Most advisers allocate less than a fifth of assets to passives, while 15 per cent invest more than half of client portfolios in index funds and ETFs. Only 6 per cent are entirely invested in active funds.
Platforum research director Miranda Seath says there has been little year-on-year increase in ETFs on adviser platforms.
Seath says: “Many advisers continue to see the ETF structure as higher risk than mutual funds, citing liquidity concerns as a barrier to investing.”
The report, Tracker Funds and ETFs, shows 29 per cent of advisers state higher transaction costs for ETFs on platforms is a barrier to them recommending the exchange-traded products.

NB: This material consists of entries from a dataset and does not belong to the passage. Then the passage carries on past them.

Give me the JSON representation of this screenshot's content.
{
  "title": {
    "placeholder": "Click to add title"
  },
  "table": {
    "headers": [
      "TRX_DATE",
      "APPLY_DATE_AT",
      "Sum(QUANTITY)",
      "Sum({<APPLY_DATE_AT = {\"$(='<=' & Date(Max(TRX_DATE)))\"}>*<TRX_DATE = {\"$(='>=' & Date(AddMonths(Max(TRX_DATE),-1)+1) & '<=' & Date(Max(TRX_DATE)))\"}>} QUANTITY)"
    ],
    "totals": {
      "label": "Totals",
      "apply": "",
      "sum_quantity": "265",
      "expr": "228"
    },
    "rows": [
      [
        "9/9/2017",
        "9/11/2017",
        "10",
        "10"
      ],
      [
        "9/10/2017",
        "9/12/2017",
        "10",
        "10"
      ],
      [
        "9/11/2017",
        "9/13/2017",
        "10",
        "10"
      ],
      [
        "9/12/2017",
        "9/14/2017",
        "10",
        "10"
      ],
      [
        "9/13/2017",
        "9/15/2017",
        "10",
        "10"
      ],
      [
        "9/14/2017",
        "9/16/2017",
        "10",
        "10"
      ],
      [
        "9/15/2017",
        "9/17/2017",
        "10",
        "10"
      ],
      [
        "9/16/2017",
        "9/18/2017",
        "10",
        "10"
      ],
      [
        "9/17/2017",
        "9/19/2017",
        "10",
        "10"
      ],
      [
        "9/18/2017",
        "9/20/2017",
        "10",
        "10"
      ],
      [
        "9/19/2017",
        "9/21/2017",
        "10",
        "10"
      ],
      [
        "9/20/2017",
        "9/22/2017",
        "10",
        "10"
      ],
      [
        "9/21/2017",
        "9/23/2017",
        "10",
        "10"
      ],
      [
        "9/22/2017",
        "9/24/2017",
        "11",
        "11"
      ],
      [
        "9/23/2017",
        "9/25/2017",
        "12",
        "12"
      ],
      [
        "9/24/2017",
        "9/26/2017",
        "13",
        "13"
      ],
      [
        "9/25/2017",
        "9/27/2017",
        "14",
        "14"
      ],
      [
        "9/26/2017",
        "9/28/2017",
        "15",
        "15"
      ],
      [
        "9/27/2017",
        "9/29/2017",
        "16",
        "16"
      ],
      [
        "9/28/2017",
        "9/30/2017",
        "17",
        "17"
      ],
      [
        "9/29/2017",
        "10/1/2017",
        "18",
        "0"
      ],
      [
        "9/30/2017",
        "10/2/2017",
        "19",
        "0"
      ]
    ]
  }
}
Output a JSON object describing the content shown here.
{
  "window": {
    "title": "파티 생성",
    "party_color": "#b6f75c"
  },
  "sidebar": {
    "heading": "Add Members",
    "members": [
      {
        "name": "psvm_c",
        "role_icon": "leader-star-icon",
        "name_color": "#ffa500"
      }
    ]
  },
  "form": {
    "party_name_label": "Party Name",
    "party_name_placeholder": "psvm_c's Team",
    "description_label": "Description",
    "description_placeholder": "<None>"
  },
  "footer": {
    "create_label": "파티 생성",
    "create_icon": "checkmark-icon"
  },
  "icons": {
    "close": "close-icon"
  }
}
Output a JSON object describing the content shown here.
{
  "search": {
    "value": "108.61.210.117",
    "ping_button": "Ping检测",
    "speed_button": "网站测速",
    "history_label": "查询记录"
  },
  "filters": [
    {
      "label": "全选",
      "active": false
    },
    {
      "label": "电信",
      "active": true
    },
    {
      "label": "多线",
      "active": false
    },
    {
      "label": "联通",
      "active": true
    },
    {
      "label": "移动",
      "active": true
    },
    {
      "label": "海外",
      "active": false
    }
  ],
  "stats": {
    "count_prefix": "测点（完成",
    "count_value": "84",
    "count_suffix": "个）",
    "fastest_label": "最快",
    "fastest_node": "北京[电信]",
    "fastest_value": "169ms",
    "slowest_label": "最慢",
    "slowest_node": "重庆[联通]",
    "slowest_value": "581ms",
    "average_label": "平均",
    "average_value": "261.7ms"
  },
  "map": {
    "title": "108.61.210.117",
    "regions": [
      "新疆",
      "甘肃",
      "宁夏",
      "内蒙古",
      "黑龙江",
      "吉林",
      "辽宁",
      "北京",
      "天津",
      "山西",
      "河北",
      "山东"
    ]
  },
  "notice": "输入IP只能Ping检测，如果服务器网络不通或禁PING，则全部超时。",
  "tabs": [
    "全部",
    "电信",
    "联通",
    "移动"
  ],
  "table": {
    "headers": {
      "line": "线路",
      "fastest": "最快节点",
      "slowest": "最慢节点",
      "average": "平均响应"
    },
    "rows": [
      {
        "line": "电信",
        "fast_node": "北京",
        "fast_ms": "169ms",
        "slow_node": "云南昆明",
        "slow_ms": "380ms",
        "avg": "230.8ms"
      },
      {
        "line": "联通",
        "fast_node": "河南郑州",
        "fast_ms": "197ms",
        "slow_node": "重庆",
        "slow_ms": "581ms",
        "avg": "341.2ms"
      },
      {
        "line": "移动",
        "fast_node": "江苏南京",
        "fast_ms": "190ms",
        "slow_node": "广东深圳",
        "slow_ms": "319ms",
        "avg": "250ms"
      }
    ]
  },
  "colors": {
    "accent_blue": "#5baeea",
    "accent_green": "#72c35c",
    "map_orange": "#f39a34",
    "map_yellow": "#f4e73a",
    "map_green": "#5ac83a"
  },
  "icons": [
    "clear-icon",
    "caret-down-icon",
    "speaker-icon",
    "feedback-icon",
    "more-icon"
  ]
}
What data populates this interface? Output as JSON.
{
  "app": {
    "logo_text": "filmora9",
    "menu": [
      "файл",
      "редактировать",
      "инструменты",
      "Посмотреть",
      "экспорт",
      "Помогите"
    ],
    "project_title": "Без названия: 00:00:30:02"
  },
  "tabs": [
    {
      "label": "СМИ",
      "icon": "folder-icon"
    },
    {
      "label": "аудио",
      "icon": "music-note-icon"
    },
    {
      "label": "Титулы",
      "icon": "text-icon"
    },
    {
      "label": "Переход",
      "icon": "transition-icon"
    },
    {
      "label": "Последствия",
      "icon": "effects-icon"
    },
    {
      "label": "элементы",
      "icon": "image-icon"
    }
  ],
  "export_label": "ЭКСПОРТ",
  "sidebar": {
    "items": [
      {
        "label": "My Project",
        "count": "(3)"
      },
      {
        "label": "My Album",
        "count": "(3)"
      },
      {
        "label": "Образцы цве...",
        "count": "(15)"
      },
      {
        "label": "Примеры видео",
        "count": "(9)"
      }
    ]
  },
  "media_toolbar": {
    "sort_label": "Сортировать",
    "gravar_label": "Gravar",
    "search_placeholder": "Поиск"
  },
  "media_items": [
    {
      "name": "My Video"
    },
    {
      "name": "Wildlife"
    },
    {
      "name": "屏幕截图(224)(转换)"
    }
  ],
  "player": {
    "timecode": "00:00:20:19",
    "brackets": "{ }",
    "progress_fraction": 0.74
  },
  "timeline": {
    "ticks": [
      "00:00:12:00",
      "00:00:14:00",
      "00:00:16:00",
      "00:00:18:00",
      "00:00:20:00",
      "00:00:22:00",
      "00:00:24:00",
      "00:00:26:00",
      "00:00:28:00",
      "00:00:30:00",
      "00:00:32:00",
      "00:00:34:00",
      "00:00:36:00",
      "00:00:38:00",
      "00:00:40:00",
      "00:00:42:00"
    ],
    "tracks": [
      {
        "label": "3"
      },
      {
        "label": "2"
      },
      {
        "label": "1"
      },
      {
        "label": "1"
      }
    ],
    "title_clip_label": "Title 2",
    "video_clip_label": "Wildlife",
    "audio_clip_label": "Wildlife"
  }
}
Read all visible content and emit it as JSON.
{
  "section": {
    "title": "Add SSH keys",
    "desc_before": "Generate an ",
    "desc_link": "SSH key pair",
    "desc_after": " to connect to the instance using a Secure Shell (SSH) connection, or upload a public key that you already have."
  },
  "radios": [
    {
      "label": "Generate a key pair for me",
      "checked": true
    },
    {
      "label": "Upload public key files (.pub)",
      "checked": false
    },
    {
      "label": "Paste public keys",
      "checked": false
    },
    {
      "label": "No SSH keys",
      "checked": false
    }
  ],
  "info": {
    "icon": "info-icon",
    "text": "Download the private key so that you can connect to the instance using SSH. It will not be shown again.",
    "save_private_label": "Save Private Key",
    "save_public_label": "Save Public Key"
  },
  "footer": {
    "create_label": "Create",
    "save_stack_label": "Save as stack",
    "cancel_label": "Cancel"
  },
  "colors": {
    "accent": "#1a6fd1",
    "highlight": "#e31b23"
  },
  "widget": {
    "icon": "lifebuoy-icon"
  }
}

However, platform functionality is improving when it comes to ETFs.
Seath says: “There is no difference in transaction costs between ETFs and funds on 7IM, Alliance Trust Savings, AJ Bell Investcentre, Ascentric, and Raymond James.
“Novia, Hubwise and Allfunds, the largest European platform, now offer fractional trading of ETFs: helpful for investing smaller, regular amounts into ETFs or for portfolio re-balancing.
“And Aegon will make ETFs available to former Cofunds users this year with Old Mutual Wealth following suit once it replatforms. Indeed platform issues appear to be less important to advisers in 2017 than in 2016: 50 per cent of advisers now see no barrier to investing in ETFs on platform.”
The research also found that advisers who did recommend ETFs to clients had more diversified portfolios than those who don’t and were more likely to hold directly-held securities, investment trusts and VCTs and EISs in portfolios.
Investors under the age of 40 were more likely to hold ETFs than their older counterparts regardless of their portfolio size or household income, the report reveals.